A related attack on veganism is that, because animals are incidentally and unintentionally killed in the process of planting, growing, and harvesting crops, those who eat plants are just as morally culpable as those who eat animals because the former are also responsible for animal deaths. Putting aside that this argument ignores that human activities (such as building roads and driving on those roads) result in humans being incidentally and unintentionally killed but we still have no problem distinguishing those deaths from murder, it ignores the plain and indisputable fact that eating animal foods means that we have more acres under cultivation than we would have if we were all vegans. As the chart below shows, if we were all vegan, we could reduce the acreage under cultivation for plants by 75% — from 4.13 billion hectares (one hectare is 2.47 acres) to one billion hectares. Think about that. If plants are sentient, eating only plants saves one hell of a lot of plants and it reduces dramatically the number of animals who are incidentally and unintentionally killed.

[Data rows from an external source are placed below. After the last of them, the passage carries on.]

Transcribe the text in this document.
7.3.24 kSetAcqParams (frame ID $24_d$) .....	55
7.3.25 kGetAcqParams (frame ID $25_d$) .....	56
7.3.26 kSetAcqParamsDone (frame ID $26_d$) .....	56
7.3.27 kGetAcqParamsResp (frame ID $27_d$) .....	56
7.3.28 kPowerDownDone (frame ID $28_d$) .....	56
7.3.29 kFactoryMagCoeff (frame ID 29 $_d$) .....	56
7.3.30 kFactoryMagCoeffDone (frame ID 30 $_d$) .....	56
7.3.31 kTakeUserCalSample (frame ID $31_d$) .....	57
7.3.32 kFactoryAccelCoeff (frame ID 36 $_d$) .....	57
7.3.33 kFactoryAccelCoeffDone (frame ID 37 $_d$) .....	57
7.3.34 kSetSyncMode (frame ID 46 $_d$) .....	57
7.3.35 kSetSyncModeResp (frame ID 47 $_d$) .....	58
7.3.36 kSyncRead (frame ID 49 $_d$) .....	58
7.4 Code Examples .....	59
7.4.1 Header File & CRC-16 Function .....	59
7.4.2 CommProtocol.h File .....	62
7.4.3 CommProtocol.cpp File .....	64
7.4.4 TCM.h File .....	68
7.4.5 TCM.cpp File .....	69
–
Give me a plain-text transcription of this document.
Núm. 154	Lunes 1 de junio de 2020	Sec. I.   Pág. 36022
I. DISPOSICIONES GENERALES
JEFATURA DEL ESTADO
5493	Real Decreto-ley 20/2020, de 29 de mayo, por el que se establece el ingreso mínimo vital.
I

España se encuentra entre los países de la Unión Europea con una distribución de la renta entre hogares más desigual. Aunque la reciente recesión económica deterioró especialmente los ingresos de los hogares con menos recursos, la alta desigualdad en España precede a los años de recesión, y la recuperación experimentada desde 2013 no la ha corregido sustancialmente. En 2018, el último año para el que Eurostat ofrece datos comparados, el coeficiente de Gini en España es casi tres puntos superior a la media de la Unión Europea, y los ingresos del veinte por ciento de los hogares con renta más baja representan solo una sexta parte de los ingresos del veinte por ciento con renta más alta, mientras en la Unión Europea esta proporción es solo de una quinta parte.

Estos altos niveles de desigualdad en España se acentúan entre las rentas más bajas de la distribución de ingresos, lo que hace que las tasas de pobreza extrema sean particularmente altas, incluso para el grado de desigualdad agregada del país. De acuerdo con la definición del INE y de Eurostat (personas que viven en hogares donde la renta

I know that many vegans find the “plant sentience” argument to be maddening. As someone who has heard this argument probably thousands of times over the years, I understand the frustration. But I always see an opportunity for further discussion. That is, it’s such an appallingly poor argument, the fact that anyone makes it means that they are troubled by the exploitation of animals but have little to say. They can often be persuaded to think seriously about going vegan. In this regard, the “plants are sentient” argument is similar to the “Hitler was a vegetarian” argument so those concerned about animals are likely to be genocidal maniacs. First of all, Hitler was not a vegetarian. And even if he were, Mao and Stalin ate a lot of meat so any attempt to link genocidal conduct to diet is a nonstarter.
In sum, the “plants are sentient” argument is not about plants. It’s about nonhuman animals and it represents nothing more than a feeble and ultimately incoherent attempt to deny the moral imperative of veganism.